Each wound site was photographed (through Day 7) and assessed at specified intervals by clinical grading of wound healing parameters. The primary endpoint of this study was the Composite Healing Score, which was calculated from the clinical grading of wound healing parameters as follows:
Composite Healing Score=[general wound appearance score+smoothness score+epithelial confluence score]−[erythema score+edema score+crusting/scabbing score]

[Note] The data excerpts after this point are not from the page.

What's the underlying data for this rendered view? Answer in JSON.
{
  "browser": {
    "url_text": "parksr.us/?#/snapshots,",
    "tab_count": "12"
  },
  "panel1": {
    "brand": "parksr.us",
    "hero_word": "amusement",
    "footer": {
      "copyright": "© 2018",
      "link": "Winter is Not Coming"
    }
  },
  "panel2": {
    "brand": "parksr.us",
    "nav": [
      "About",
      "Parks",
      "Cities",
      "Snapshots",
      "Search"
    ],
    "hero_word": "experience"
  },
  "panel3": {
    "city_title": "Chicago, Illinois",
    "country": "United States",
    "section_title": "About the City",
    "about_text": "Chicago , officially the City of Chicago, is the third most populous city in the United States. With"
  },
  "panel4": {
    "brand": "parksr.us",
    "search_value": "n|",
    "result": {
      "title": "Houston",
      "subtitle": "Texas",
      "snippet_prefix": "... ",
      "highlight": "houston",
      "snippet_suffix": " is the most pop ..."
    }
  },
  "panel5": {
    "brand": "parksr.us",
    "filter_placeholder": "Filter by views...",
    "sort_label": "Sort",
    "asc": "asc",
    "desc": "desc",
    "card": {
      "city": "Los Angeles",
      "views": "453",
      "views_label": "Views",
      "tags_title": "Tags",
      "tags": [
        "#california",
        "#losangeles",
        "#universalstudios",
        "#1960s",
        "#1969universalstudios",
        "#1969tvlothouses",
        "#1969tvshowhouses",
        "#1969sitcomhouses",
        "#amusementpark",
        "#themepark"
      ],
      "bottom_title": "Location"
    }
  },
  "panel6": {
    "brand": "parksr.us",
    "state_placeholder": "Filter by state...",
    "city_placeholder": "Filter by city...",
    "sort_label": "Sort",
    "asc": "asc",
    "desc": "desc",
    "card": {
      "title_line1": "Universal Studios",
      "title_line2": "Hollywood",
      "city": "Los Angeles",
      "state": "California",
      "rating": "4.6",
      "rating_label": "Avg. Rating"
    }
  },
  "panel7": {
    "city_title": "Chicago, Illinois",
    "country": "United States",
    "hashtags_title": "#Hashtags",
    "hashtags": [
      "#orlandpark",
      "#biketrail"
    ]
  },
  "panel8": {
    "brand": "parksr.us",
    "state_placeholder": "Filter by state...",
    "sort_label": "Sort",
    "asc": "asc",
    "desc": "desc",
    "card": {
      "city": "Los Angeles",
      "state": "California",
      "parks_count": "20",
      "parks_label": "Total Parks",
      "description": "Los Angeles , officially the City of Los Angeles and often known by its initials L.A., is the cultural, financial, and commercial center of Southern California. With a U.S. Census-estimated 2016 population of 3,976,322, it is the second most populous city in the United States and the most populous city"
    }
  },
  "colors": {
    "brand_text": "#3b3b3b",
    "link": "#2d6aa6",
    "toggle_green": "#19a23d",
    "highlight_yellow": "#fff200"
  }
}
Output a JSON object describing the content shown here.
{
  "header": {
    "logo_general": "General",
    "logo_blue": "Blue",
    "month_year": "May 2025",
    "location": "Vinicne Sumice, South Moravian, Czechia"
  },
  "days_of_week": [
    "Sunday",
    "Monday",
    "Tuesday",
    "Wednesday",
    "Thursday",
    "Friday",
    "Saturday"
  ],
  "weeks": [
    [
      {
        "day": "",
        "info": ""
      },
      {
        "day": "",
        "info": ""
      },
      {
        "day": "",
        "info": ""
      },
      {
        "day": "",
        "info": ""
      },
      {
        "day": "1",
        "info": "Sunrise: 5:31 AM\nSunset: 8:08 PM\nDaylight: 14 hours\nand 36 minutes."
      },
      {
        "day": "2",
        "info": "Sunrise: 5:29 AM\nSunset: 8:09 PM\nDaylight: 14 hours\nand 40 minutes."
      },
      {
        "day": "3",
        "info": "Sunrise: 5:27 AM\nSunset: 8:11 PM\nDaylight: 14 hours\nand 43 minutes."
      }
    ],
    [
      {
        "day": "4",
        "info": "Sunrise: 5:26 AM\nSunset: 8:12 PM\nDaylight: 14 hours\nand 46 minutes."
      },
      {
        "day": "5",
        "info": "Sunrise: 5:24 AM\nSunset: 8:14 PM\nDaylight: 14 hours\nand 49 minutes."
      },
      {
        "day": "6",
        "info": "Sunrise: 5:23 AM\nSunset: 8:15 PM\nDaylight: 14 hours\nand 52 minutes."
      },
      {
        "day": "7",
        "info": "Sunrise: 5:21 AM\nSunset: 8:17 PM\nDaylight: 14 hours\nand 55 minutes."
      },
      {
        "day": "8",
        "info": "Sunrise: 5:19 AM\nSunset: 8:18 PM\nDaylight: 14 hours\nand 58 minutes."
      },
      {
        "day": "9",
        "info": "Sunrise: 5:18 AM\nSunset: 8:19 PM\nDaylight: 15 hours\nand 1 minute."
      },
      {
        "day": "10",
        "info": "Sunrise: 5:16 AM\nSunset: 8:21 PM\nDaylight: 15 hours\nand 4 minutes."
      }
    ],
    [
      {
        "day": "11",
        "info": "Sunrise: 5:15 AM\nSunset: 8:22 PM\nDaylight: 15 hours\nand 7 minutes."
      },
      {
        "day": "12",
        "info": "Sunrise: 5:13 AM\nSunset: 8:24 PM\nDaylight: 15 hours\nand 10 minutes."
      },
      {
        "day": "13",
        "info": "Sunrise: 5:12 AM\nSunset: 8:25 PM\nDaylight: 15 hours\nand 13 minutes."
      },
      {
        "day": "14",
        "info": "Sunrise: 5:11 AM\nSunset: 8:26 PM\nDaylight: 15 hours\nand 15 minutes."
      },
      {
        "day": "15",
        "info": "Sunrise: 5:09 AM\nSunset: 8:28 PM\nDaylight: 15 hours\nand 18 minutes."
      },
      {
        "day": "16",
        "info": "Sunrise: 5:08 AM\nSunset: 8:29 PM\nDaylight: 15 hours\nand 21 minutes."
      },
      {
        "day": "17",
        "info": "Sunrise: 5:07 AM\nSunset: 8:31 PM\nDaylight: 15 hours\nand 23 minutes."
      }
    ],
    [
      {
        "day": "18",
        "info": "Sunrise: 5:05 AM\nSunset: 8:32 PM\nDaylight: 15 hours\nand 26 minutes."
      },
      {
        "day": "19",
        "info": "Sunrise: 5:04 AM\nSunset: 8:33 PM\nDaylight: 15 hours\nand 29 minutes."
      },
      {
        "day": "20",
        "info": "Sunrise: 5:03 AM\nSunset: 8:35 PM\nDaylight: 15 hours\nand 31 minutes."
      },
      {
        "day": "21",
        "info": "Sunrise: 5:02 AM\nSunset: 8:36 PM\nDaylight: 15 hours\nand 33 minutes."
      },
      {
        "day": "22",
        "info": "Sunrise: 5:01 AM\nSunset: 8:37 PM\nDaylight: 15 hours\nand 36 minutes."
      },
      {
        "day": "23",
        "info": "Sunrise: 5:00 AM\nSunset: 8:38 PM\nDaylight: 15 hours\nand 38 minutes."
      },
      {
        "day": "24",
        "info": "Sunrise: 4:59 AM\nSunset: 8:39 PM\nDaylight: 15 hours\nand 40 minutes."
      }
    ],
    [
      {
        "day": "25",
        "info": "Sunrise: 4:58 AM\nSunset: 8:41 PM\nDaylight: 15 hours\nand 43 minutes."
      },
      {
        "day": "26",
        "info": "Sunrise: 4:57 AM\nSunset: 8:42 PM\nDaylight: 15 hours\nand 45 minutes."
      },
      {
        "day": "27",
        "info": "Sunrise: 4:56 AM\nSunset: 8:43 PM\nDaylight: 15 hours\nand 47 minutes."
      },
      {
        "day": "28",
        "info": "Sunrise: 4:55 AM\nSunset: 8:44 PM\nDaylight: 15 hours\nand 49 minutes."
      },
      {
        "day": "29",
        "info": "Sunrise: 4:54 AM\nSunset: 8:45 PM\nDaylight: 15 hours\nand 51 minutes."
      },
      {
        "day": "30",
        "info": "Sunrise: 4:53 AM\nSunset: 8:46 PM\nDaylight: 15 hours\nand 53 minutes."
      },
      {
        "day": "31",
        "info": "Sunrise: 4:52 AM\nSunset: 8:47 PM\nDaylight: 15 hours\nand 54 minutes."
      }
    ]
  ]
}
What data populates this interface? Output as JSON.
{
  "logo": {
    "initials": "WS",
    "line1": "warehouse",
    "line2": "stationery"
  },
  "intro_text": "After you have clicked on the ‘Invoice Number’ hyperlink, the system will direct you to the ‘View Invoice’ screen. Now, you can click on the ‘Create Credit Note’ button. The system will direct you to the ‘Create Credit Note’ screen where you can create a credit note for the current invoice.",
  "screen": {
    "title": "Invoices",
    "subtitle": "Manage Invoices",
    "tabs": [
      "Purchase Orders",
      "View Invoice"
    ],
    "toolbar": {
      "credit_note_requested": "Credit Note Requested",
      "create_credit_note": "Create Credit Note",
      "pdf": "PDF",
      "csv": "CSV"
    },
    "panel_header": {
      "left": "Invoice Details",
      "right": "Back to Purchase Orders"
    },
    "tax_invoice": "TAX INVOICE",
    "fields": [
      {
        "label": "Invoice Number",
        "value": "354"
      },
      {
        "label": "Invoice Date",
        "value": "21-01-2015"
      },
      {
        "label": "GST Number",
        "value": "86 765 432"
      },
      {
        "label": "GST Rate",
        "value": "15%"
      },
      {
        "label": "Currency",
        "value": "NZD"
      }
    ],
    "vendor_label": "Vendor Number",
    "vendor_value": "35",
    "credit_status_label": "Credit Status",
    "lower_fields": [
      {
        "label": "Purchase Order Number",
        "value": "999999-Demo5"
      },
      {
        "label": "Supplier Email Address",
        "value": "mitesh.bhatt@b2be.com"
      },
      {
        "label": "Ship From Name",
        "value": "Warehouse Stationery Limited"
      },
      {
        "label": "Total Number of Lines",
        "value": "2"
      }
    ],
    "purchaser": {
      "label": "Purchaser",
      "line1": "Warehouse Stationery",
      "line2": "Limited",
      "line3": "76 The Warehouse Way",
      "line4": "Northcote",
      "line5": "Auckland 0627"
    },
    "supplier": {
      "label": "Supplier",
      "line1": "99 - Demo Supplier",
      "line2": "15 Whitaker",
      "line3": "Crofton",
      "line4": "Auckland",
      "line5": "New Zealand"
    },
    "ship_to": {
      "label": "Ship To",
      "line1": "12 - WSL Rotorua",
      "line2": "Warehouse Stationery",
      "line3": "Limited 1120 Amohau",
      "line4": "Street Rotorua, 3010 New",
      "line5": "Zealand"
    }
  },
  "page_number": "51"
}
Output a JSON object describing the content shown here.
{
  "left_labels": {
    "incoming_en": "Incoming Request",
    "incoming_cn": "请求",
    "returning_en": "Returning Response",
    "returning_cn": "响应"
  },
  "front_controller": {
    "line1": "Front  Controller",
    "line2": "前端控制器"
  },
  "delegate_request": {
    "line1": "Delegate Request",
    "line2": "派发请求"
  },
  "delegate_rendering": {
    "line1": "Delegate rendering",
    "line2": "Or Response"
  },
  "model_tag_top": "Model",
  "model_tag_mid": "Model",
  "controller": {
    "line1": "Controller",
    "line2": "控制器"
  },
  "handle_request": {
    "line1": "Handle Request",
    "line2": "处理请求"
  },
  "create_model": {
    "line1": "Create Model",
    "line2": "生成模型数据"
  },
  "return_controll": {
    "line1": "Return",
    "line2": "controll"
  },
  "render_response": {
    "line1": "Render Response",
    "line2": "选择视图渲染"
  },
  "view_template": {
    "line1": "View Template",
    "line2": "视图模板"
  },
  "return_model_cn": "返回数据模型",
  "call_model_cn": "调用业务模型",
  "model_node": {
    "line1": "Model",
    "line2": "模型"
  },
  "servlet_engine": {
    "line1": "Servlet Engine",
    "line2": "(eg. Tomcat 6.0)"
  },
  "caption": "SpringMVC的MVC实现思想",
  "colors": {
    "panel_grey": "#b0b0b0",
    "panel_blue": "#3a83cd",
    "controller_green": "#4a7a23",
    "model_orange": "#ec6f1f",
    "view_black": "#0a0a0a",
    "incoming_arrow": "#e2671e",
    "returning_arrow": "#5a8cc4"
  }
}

The composite healing score on a 25-point scale (−12 thru+12) is indicative of the extent of wound healing and was calculated for each wound site at each evaluation day. The greater the composite healing score, the great the extent of wound healing. Composite healing score was summarized at each time point and was analyzed within-treatment and between-treatment. The within-treatment comparison was performed at each post-baseline time point by comparing the post-baseline scores with the baseline score (defined as the post-wound score on Day 0) within each treatment using the paired t-test. The between-treatment comparison was performed by comparing the change from baseline (defined as post-baseline score minus baseline score) between treatments using a mixed effect analysis of covariance (ANCOVA) model.
The secondary endpoints were analyzed in a similar way as for the composite healing score and were as follows:
The composite healing scores of the wounds were first determined on the first day after wounding (Day 1) before the treatments were repeated as prescribed. Even after 1 day, it was evident that the composite healing scores of Examples 1 and 2 were significantly higher than those of Comparative Examples A, B & C indicating a greater extent of wound healing in Examples 1 & 2 versus that in Comparative Examples A, B & C. On Day 2, the composite healing scores decreased in all cases due to the formation of scabs and redness as expected; however, the composite healing scores of Examples 1 and 2 were still significantly greater than those in Comparative Examples A, B & C. On Day 3, the composite healing score of untreated wounds (Comparative Example A) further decreased; whereas, the composite healing score stabilized or slightly increased in the remaining examples. Again on Day 3, the composite healing scores of Examples 1 and 2 were still significantly greater than those in Comparative Examples A, B & C. On Days 4 through 7, the composite healing scores significantly increased each day in Examples 1 and 2 and remained consistently higher on each day when compared to the scores in Comparative Examples A, B & C. Taken as a whole, these data demonstrate that the daily stepwise application of an antiseptic formulation, an antibiotic formulation and an adhesive bandage result in a greater extent of healing when compared to the use of an antibiotic formulation or adhesive bandage alone or when no treatment is used at all. Further, no evidence of delayed healing or skin necrosis is present, even with the repeated application of antiseptic to the wound (not just the surrounding intact skin tissue).